Definition of Bullying

Definition of Bullying

Power Imbalance – “…the word is being overused”, she says, “expanding, accordionlike, to encompass both appalling violence or harassment and a few mean words.” In order to tackle bullying properly it needs a tighter definition, says Bazelon – something like “abuse carried out over a prolonged period of time, involving a power imbalance”. This may not fit in either case of Bailey O’Neill or Amanda Todd. There was no history of intimidation that led to the punch thrown at O’Neill, a district attorney said. While for Todd, the fact that she reported conflicts with classmates led many to ascribe her death to bullying when “her account of online seduction, stalking and blackmail cries out for…police investigation…” – The Independent, March 12, 2013 (READ MORE)

Traditional Definition – “…Bullying has traditionally been defined by three elements: aggression (the intent to harm), a power differential, and repetition. The predominant term used in research within the United States has been “peer victimization”, which focuses somewhat more on the experience of children who are victimized and less on the intent of those who perpetrate the bullying…” – Prevnet (READ MORE)

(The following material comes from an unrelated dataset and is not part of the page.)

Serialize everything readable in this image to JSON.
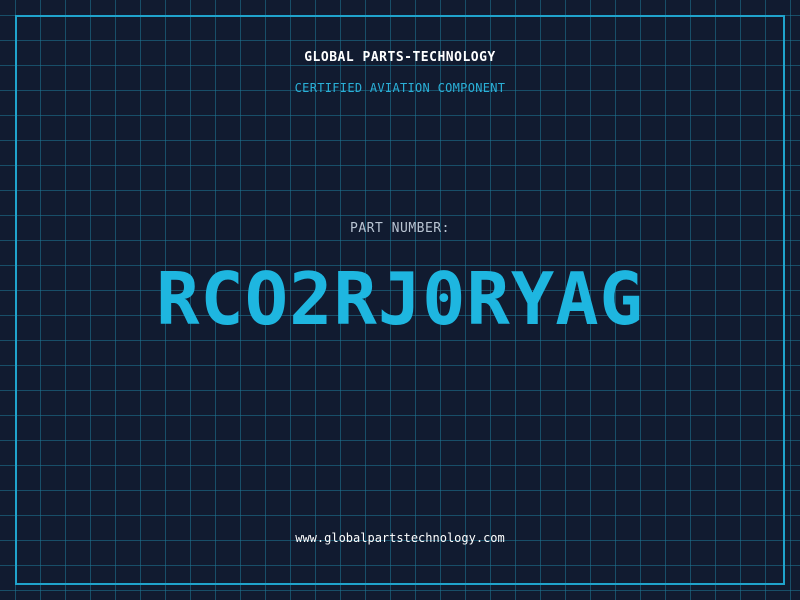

The Victim or The “Target” – “…Bullying is the use of force or coercion to abuse or intimidate others. The behavior can be habitual and involve an imbalance of social or physical power. It can include verbal harassment or threat, physical assault or coercion and may be directed repeatedly towards particular victims, perhaps on grounds of race, religion, gender, sexuality, or ability. If bullying is done by a group, it is called mobbing. The victim of bullying is sometimes referred to as a “target”. Bullying can be defined in many different ways. The UK currently has no legal definition of bullying, while some U.S. states have laws against it. Bullying consists of three basic types of abuse – emotional, verbal, and physical. It typically involves subtle methods of coercion such as intimidation. Bullying ranges from simple one-on-one bullying to more complex bullying in which the bully may have one or more “lieutenants” who may seem to be willing to assist the primary bully in his or her bullying activities. Bullying in school and the workplace is also referred to as peer abuse. Robert W. Fuller has analyzed bullying in the context of rankism. A bullying culture can develop in any context in which human beings interact with each other. This includes school, church, family, the workplace, home, and neighborhoods….” – Wikipedia (READ MORE)

All Forms of Harassment – “…Bullying is repeated verbal, physical, social or psychological behaviour that is harmful and involves the misuse of power by an individual or group towards one or more persons. Cyberbullying refers to bullying through information and communication technologies. Bullying can involve humiliation, domination, intimidation, victimisation and all forms of harassment including that based on sex, race, disability, homosexuality or transgender. Bullying of any form or for any reason can have long-term effects on those involved including bystanders. Bullying can happen anywhere: at school, travelling to and from school, in sporting teams, between neighbours or in the workplace….” – NSW Public School (READ MORE)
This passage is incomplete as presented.